Flash And Bang

Recently the Prime Minister has turned his attention towards the dying healthcare system of the country, and by the looks of it, PML-N’s usual affinity for grandeur is going to be part of the plan to give the healthcare system a facelift. Thirty-nine hospitals will be built on ‘war-footing’, with a deadline for completion of only eighteen months. The total cost will be of this mega project will be Rs 110 bn. Five of these will be built in the federal capital, with the rest scattered across the country.

These hospitals will literally be holding hundreds of lives in the balance, and compromising on quality can be catastrophic. Haste in search of votes will not get the government anywhere; any lasting improvements to the healthcare system will be remembered by the people and automatically grant PML-N electoral power in 2018. An eighteen-month deadline only to prove a point is really not necessary.

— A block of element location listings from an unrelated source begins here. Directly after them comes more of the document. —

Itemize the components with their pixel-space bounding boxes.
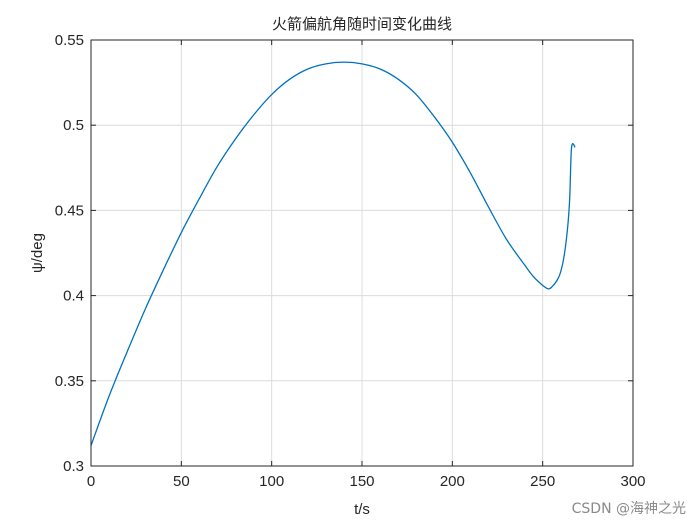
x-axis-label: t/s (354, 501, 370, 518)
y-tick-label: 0.45 (55, 202, 84, 219)
series-layer (90, 61, 576, 446)
y-tick-label: 0.5 (63, 117, 84, 134)
x-tick-label: 300 (620, 473, 645, 490)
x-tick-label: 200 (440, 473, 465, 490)
x-tick-label: 50 (173, 473, 190, 490)
y-axis-label: ψ/deg (29, 233, 46, 273)
y-tick-label: 0.4 (63, 288, 84, 305)
axis-tick-labels: 0 50 100 150 200 250 300 0.3 0.35 0.4 0.45 0.5 0.55 (55, 32, 646, 490)
axis-ticks (90, 39, 634, 467)
y-tick-label: 0.3 (63, 458, 84, 475)
y-tick-label: 0.35 (55, 373, 84, 390)
x-tick-label: 0 (87, 473, 95, 490)
series-line (90, 61, 576, 446)
chart-title: 火箭偏航角随时间变化曲线 (272, 15, 452, 33)
x-tick-label: 150 (349, 473, 374, 490)
x-tick-label: 250 (530, 473, 555, 490)
watermark-text: CSDN @海神之光 (572, 501, 686, 517)
x-tick-label: 100 (259, 473, 284, 490)
y-tick-label: 0.55 (55, 32, 84, 49)
grid-lines (91, 40, 633, 466)
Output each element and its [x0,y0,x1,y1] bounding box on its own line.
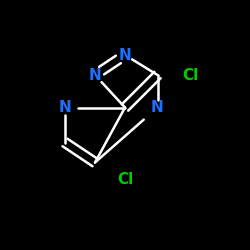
Text: N: N [88,68,102,82]
Text: N: N [58,100,71,115]
Text: N: N [119,48,132,62]
Text: Cl: Cl [117,172,133,188]
Text: N: N [151,100,164,115]
Text: Cl: Cl [182,68,198,82]
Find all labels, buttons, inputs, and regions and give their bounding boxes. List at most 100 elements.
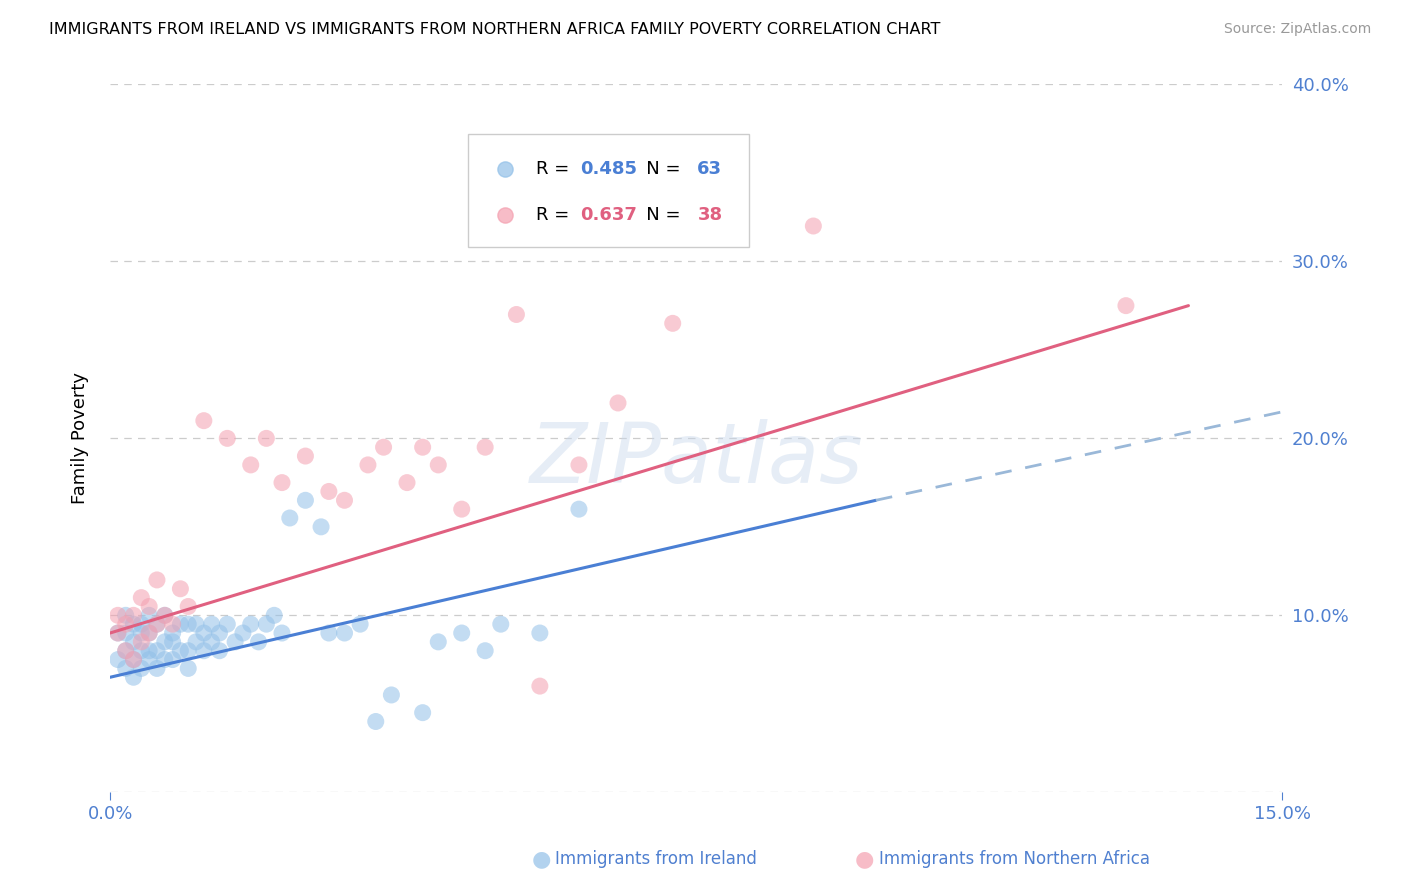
Point: [162, 652, 184, 666]
Point: [373, 440, 395, 454]
Point: [153, 635, 176, 649]
Point: [193, 644, 215, 658]
Point: [412, 440, 434, 454]
Point: [278, 511, 301, 525]
Point: [801, 219, 824, 233]
Point: [184, 617, 207, 632]
Point: [131, 591, 153, 605]
Point: [193, 414, 215, 428]
Point: [489, 617, 512, 632]
Point: [114, 608, 136, 623]
Text: 0.637: 0.637: [581, 206, 637, 225]
Point: [208, 626, 231, 640]
Point: [162, 635, 184, 649]
Text: ●: ●: [855, 849, 875, 869]
Point: [239, 458, 262, 472]
Point: [294, 449, 316, 463]
Point: [162, 626, 184, 640]
Point: [224, 635, 246, 649]
Text: 38: 38: [697, 206, 723, 225]
Point: [474, 644, 496, 658]
Point: [529, 626, 551, 640]
Point: [146, 617, 169, 632]
Point: [169, 617, 191, 632]
Point: [122, 670, 145, 684]
Point: [107, 608, 129, 623]
Point: [184, 635, 207, 649]
Point: [380, 688, 402, 702]
Point: [107, 626, 129, 640]
Point: [122, 635, 145, 649]
Point: [661, 316, 683, 330]
Point: [412, 706, 434, 720]
Text: ZIPatlas: ZIPatlas: [529, 419, 863, 500]
Point: [450, 626, 472, 640]
Point: [146, 644, 169, 658]
Point: [427, 458, 450, 472]
Text: Source: ZipAtlas.com: Source: ZipAtlas.com: [1223, 22, 1371, 37]
Point: [138, 626, 160, 640]
Point: [177, 617, 200, 632]
Point: [505, 308, 527, 322]
Point: [349, 617, 371, 632]
Point: [153, 608, 176, 623]
Point: [271, 475, 294, 490]
Point: [450, 502, 472, 516]
Point: [146, 661, 169, 675]
Point: [239, 617, 262, 632]
Point: [232, 626, 254, 640]
Point: [333, 626, 356, 640]
Point: [263, 608, 285, 623]
Point: [177, 661, 200, 675]
Point: [114, 644, 136, 658]
Point: [114, 617, 136, 632]
Point: [131, 617, 153, 632]
Point: [294, 493, 316, 508]
Point: [138, 608, 160, 623]
Point: [138, 599, 160, 614]
Point: [177, 644, 200, 658]
Point: [607, 396, 630, 410]
Text: 63: 63: [697, 160, 723, 178]
Point: [177, 599, 200, 614]
Text: Immigrants from Ireland: Immigrants from Ireland: [555, 850, 758, 868]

Out of the thirty-nine new hospitals, five will be in the federal capital, which still does not truly address the real problem of access to healthcare for people in rural areas. No one in this country, barring those that can afford treatment at private hospitals, has access to medical services, including many in the federal capital. But the situation in Islamabad is far better when compared to the rest of Pakistan. The doctor to patient ratio in rural areas is far worse. The government needs to build facilities where they are needed rather than where they are most visible.

The problem of healthcare is more complex than a simple dearth of hospitals. Doctors choosing to work in urban centres, an increasing number of hacks, the affordability of important life-saving medicines, unstable power supply to existing hospitals during surgeries and an overall funding problem for existing infrastructure are only some of the many aspects that the government needs to work on. Constructing hospitals is of no consequence if the doctors are still performing surgeries from the light of their cellphones in state-of-the-art operation theatres that are not operational. A serious look at the healthcare system is required, one that goes beyond just adding more concrete structures to an incompetent system.